To introduce Dayle Bethel’s article about the great Japanese educator, Tsunesaburo Makiguchi, we will quote from a short profile of the man recently written by Brian Covert, which originally appeared in KnoK News.

Tsunesaburo Makiguchi was born into poverty in a rural village in Niigata Prefecture, northern Japan, in 1871 (three years after the Meiji-era opening of Japan had begun). As a child he was abandoned first by his father, then his mother, and was brought up mostly by relatives. As a young man he moved to Japan’s northernmost island of Hokkaido, where he continued his studies and became a schoolteacher, specializing in geography. He married Kuma Makiguchi, a distant cousin, and they would go on to have eight children in all.

Makiguchi and his family eventually moved down south to the capital city of Tokyo, and he worked as a teacher and principal at several primary schools. Makiguchi apparently was a thorn in the side of school administrators, teachers and parents alike because of his rejection of factory-type public education and his unwavering faith in the natural abilities of learning among children.

He published his most famous work,
Jinsei Chirigaku (A Geography of Human Life), in 1903 and he had hoped it would serve as a new, more humanistic guide for Japanese teachers in the area of childhood learning. He was later forced to retire from the education field, and devoted himself to Buddhism, in particular his own ethics philosophy of “creating values” in society.

As World War II raged on, Makiguchi found himself imprisoned in 1943 by the fascism-adherent military authorities in Japan — not for his educational beliefs, ironically, but because he and other scholars of the day refused to recognize the state-imposed version of Japan’s indigenous Shinto religion. By the time he was serving his wartime prison sentence, Makiguchi had outlived five of his own eight children.

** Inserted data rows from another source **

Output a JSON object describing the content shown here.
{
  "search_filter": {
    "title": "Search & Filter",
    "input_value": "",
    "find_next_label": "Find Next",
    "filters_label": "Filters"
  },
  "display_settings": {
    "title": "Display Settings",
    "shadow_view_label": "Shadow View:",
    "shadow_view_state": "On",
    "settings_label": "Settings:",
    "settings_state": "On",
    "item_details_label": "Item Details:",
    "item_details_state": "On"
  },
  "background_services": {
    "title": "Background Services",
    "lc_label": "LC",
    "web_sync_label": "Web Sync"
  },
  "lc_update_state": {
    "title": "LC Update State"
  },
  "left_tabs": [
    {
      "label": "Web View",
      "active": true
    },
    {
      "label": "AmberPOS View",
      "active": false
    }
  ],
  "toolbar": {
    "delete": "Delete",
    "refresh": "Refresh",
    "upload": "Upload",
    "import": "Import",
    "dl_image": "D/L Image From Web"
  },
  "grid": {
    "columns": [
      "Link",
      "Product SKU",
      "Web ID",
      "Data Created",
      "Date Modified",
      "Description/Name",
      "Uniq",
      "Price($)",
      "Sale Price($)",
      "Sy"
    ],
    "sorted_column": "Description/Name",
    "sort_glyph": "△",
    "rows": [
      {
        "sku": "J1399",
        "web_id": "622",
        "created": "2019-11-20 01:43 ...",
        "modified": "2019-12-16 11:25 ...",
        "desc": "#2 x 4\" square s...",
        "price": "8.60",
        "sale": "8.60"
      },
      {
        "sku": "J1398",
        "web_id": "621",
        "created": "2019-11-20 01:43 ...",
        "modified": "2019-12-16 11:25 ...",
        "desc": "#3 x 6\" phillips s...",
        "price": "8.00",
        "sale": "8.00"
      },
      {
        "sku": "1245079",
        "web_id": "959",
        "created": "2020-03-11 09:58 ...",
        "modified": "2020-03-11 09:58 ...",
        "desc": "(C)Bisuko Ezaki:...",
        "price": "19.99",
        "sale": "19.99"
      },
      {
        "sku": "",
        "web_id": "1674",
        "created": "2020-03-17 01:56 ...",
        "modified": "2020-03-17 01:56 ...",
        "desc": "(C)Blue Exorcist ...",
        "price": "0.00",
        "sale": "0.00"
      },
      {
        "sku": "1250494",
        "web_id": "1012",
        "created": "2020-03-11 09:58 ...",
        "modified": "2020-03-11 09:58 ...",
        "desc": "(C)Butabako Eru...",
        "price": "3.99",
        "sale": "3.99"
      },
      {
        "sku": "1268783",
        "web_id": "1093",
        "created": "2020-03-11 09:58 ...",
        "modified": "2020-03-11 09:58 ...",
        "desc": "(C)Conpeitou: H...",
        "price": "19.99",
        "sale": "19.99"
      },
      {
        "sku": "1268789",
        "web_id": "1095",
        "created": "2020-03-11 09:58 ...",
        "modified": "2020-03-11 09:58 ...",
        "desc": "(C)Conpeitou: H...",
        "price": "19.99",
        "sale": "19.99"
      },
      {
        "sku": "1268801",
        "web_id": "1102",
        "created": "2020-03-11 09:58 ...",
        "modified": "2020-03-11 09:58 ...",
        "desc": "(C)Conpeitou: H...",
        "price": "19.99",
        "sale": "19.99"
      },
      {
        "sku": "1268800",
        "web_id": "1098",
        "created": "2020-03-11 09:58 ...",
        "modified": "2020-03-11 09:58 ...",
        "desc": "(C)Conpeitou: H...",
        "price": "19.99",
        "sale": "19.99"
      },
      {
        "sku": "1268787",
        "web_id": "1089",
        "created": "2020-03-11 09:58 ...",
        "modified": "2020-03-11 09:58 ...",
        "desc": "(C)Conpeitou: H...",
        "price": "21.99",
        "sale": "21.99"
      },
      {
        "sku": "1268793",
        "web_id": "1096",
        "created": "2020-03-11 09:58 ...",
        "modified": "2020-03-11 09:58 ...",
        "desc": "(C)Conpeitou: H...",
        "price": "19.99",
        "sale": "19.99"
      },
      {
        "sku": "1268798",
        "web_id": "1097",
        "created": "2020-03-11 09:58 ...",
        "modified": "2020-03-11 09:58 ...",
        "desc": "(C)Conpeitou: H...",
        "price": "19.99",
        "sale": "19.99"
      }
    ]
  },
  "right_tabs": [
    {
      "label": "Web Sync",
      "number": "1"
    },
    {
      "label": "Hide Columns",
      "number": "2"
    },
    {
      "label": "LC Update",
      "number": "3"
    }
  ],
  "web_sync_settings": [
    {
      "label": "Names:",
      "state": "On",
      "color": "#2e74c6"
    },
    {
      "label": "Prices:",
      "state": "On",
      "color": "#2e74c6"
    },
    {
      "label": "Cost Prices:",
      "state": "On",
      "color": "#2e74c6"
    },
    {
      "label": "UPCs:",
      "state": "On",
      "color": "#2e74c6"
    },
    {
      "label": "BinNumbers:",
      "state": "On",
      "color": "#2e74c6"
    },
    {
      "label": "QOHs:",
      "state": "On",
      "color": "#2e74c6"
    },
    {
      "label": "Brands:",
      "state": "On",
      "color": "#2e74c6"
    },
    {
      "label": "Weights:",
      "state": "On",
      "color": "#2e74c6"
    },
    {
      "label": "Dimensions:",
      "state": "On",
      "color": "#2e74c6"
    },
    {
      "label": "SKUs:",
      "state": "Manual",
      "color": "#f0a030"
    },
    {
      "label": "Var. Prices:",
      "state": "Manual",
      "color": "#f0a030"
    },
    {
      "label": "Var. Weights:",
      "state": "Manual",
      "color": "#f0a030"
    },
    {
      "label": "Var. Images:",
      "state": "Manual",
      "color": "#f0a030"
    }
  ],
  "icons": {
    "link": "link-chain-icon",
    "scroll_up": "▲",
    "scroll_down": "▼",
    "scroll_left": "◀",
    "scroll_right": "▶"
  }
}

Makiguchi himself died of malnutrition in Tokyo’s Sugamo Prison in 1944, a year before Japan’s surrender in the war. He was 73 years old.

Having died behind bars, Makiguchi was never to see the direction Japan’s educational system would take: Just two years after the end of the war, under pressure from the U.S. occupation forces, the Japanese government adopted in March 1947 the “Kyoiku Kihon-ho” (Fundamental Law of Education), which essentially took education out of the divine realm of the Japanese emperor and placed it in the hands of the Japanese public. Around the same time, Japan also adopted the “Gakko Kyoiku-ho” (School Education Law), which set up, for better or worse, an “American-style” 6-3-3 [yearly] structure of compulsory public education. These two laws remain, to this day, the pillars of Japan’s education system — and both laws continue to be sources of heated controversy in Japanese society.